Mengenai pilihan pengobatan yang lebih baru untuk penyakit ini, dalam fase aktif atau inflamasi (di mana kortikosteroid saat ini merupakan terapi pilihan), Sales menyoroti peran obat biologis. “Pada fase tidak aktif, satu-satunya pilihan adalah pembedahan, yang memberikan hasil yang sangat baik. Prospek terapeutik untuk masa depan mengarah pada pengembangan molekul baru yang secara efektif mengobati peradangan pada fase aktif dan memperbaiki gejala sisa pada fase tidak aktif,” dia dikatakan.

Carmen Montañez, MD, ahli endokrin yang bertanggung jawab atas konsultasi orbitopati tiroid bersama di Rumah Sakit Klinik San Carlos di Madrid, membahas kemajuan utama dalam penilaian klinis dan diagnostik orbitopati tiroid. Penyakit radang ini, yang kemungkinan berasal dari autoimun, biasanya dikaitkan dengan gangguan metabolisme kelenjar tiroid. “Ini adalah masalah yang berdampak negatif pada kualitas hidup pasien, bahkan menghasilkan isolasi sosial karena perubahan fisik yang dihasilkannya. Oleh karena itu, ahli endokrinologi harus memahami tanda dan gejala untuk dapat merujuk pasien yang terkena dampak lebih awal ke unit khusus. .”

Montañez menyoroti pentingnya kerjasama yang erat antara ahli endokrin dan dokter mata dalam pengobatan pasien ini dalam pendekatan multidisiplin. Dia menyinggung konsensus di antara berbagai spesialisasi, yang diterbitkan pada tahun 2016 oleh European Group On Graves ‘Orbitopathy dan edisi revisinya diterbitkan pada tahun 2021.

Diagnosisnya pada dasarnya bersifat klinis, tambah Montañez.
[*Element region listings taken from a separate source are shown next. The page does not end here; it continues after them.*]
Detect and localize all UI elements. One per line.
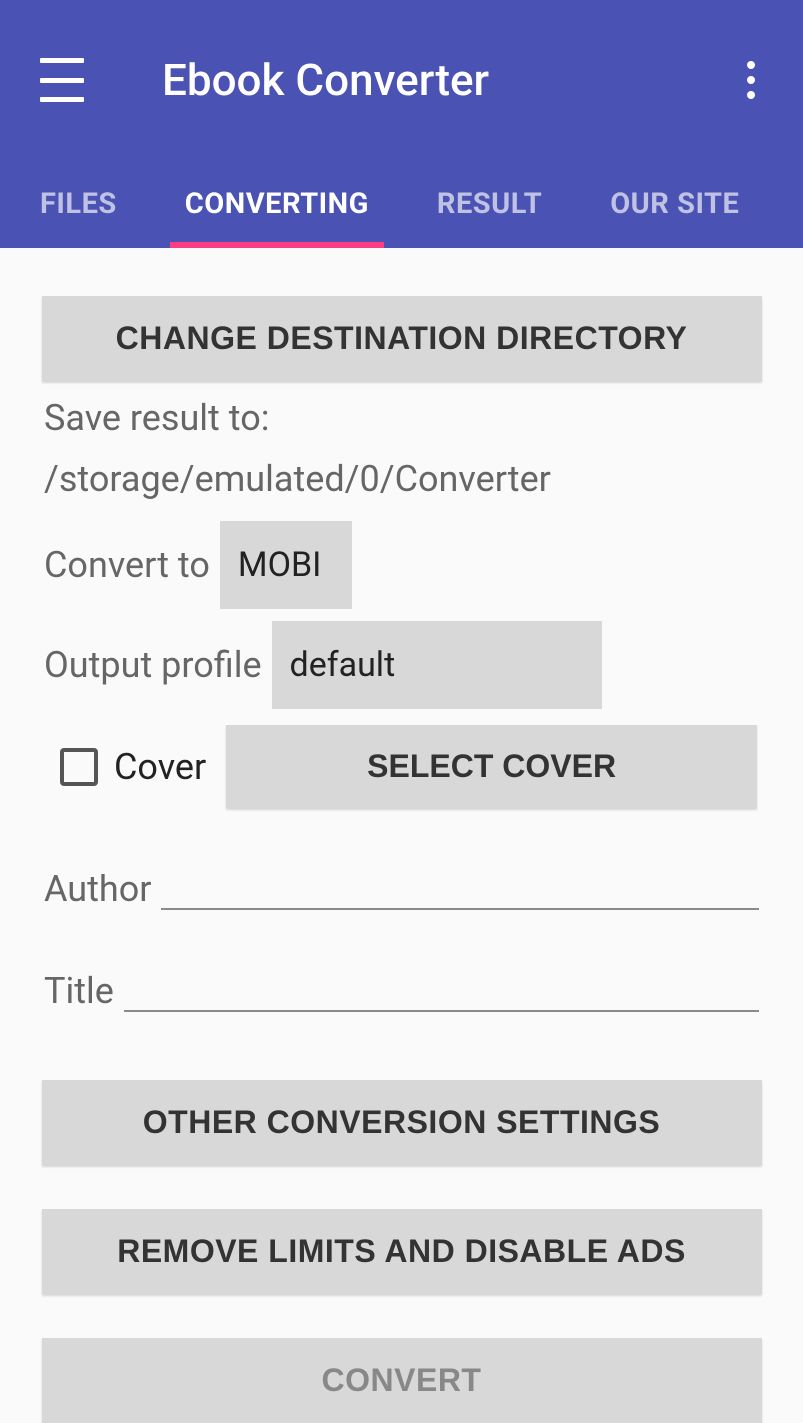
overflow-menu-icon[interactable] xyxy=(731,60,771,100)
save-path-text: Save result to: /storage/emulated/0/Conv… xyxy=(44,397,551,500)
select-cover-button[interactable]: SELECT COVER xyxy=(226,725,757,808)
cover-checkbox[interactable] xyxy=(60,748,98,786)
tab-our-site[interactable]: OUR SITE xyxy=(610,160,739,248)
hamburger-menu-icon[interactable] xyxy=(40,58,84,102)
tab-files[interactable]: FILES xyxy=(40,160,117,248)
output-profile-label: Output profile xyxy=(44,644,262,686)
tab-result[interactable]: RESULT xyxy=(437,160,542,248)
convert-to-label: Convert to xyxy=(44,544,210,586)
convert-to-select[interactable]: MOBI xyxy=(220,521,352,609)
tab-converting[interactable]: CONVERTING xyxy=(185,160,369,248)
app-title: Ebook Converter xyxy=(162,54,731,106)
change-destination-button[interactable]: CHANGE DESTINATION DIRECTORY xyxy=(42,296,762,381)
other-settings-button[interactable]: OTHER CONVERSION SETTINGS xyxy=(42,1080,762,1165)
author-label: Author xyxy=(44,868,151,910)
title-input[interactable] xyxy=(124,964,759,1012)
title-label: Title xyxy=(44,970,114,1012)
convert-button[interactable]: CONVERT xyxy=(42,1338,762,1423)
remove-limits-button[interactable]: REMOVE LIMITS AND DISABLE ADS xyxy=(42,1209,762,1294)
cover-checkbox-label: Cover xyxy=(114,746,206,788)
output-profile-select[interactable]: default xyxy=(272,621,602,709)
author-input[interactable] xyxy=(161,862,759,910)
tab-bar: FILES CONVERTING RESULT OUR SITE xyxy=(0,160,803,248)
Diagnosis didukung oleh pemeriksaan biokimiawi (pengukuran hormon tiroid dan antibodi reseptor hormon perangsang antitiroid) dan pemeriksaan radiologis (CT aksial dan MRI). “Dalam penilaian klinis pasien ini, penting untuk mengukur aktivitas peradangan dan tingkat keparahan untuk menetapkan pengobatan.”

Mengenai pengelolaan patologi ini, spesialis menyatakan, “Meskipun tidak semua faktor yang mengintervensi perkembangan orbitopati tiroid dapat dimodifikasi, penting untuk mengetahui faktor-faktor yang dapat diintervensi untuk menghindari memburuknya pasien hipertiroid dengan keterlibatan oftalmologis.”

Pengalih, Penjualan, dan Montañez tidak mengungkapkan hubungan keuangan yang relevan.

Ikuti Carla Nieto dari Medscape Spanish Edition di Twitter @carlanmartinez dan di LinkedIn.

Artikel ini diterjemahkan dari edisi bahasa Spanyol Medscape.